Me: Gabe, we really really need to go over our budget.
Gabe: Why? We already do.

While I try to think about jobs and where to live in a reasonable, logical way, Gabe will suddenly say 'wait, maybe I'll get my PhD.' And then he's looked up doctoral programs and we are suddenly imaginarily living in Germany or Saudi Arabia. I think at this point it is almost safe to crown me as the "Planner" of the family. Anyone that knows me is laughing out loud right now, but it's true!  A totally spontaneous planner with no risk aversion at all, but I do at least have the roughest of outlines for the future. (And I do at least know I should probably start thinking about doing taxes soon.)

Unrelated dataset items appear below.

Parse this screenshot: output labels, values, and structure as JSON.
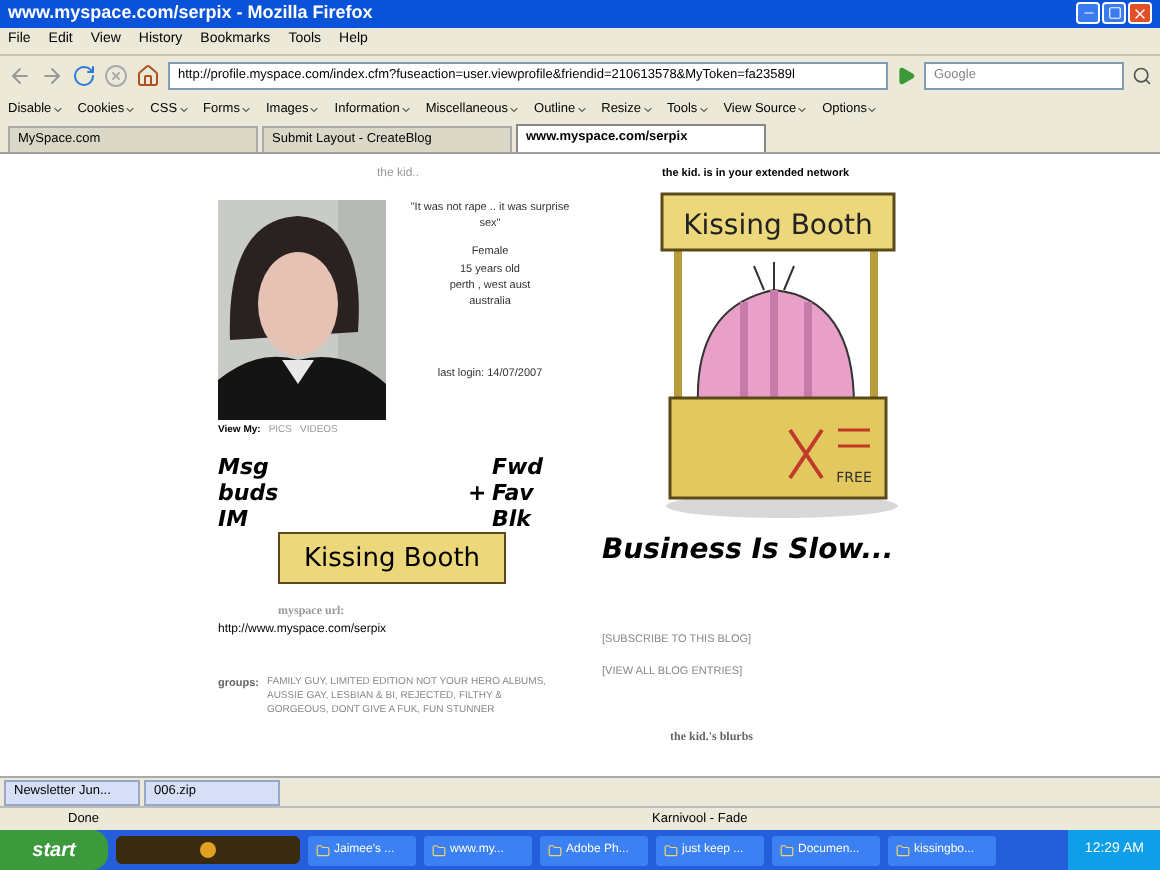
{
  "window": {
    "title": "www.myspace.com/serpix - Mozilla Firefox"
  },
  "menu": [
    "File",
    "Edit",
    "View",
    "History",
    "Bookmarks",
    "Tools",
    "Help"
  ],
  "address": {
    "value": "http://profile.myspace.com/index.cfm?fuseaction=user.viewprofile&friendid=210613578&MyToken=fa23589l"
  },
  "search": {
    "placeholder": "Google"
  },
  "dev_toolbar": [
    "Disable",
    "Cookies",
    "CSS",
    "Forms",
    "Images",
    "Information",
    "Miscellaneous",
    "Outline",
    "Resize",
    "Tools",
    "View Source",
    "Options"
  ],
  "tabs": [
    {
      "label": "MySpace.com",
      "selected": false
    },
    {
      "label": "Submit Layout - CreateBlog",
      "selected": false
    },
    {
      "label": "www.myspace.com/serpix",
      "selected": true
    }
  ],
  "profile": {
    "heading": "the kid..",
    "quote": "\"It was not rape .. it was surprise sex\"",
    "details": [
      "Female",
      "15 years old",
      "perth , west aust",
      "australia"
    ],
    "last_login": "last login:  14/07/2007",
    "view_my_label": "View My:",
    "view_links": [
      "PICS",
      "VIDEOS"
    ]
  },
  "contact": {
    "left": [
      "Msg",
      "buds",
      "IM"
    ],
    "plus": "+",
    "right": [
      "Fwd",
      "Fav",
      "Blk"
    ],
    "sign": "Kissing Booth"
  },
  "network": {
    "text": "the kid. is in your extended network",
    "booth_sign": "Kissing Booth",
    "booth_price": "FREE",
    "caption": "Business Is Slow..."
  },
  "url": {
    "label": "myspace url:",
    "value": "http://www.myspace.com/serpix"
  },
  "blog_links": [
    "[SUBSCRIBE TO THIS BLOG]",
    "[VIEW ALL BLOG ENTRIES]"
  ],
  "groups": {
    "label": "groups:",
    "text": "FAMILY GUY, LIMITED EDITION NOT YOUR HERO ALBUMS, AUSSIE GAY, LESBIAN & BI, REJECTED, FILTHY & GORGEOUS, DONT GIVE A FUK, FUN STUNNER"
  },
  "blurbs": "the kid.'s blurbs",
  "downloads": [
    "Newsletter Jun...",
    "006.zip"
  ],
  "status": {
    "text": "Done",
    "song": "Karnivool - Fade"
  },
  "taskbar": {
    "start": "start",
    "items": [
      "Jaimee's ...",
      "www.my...",
      "Adobe Ph...",
      "just keep ...",
      "Documen...",
      "kissingbo..."
    ],
    "clock": "12:29 AM"
  }
}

So when my husband came home last week and said, oh by the way we are adopting a dog I saw at the shelter, I once again pointed out how his supposedly logical engineer brain was malfunctioning. I listed about eleven very good reasons this is the worst time ever to get a dog. And of course he didn't win me over by logic, but an endearing combination of his love for this puppy and my wanting him to be happy (he did after all reluctantly agree to my getting another cat, and a thousand other indulgences).  So when emotions overrun logic here is the cute result:














































His name is Conan. He's a champion at sleeping throughout the night without a whimper. He has lots of energy in the day. He has caused me to say 'leave it' about 1,000 times a day. The cats are more curious than traumatized, and I'm relieved by that. I think with some puppy training he's going to grow into an awesome, fun, obedient dog. Oh, and a really big one!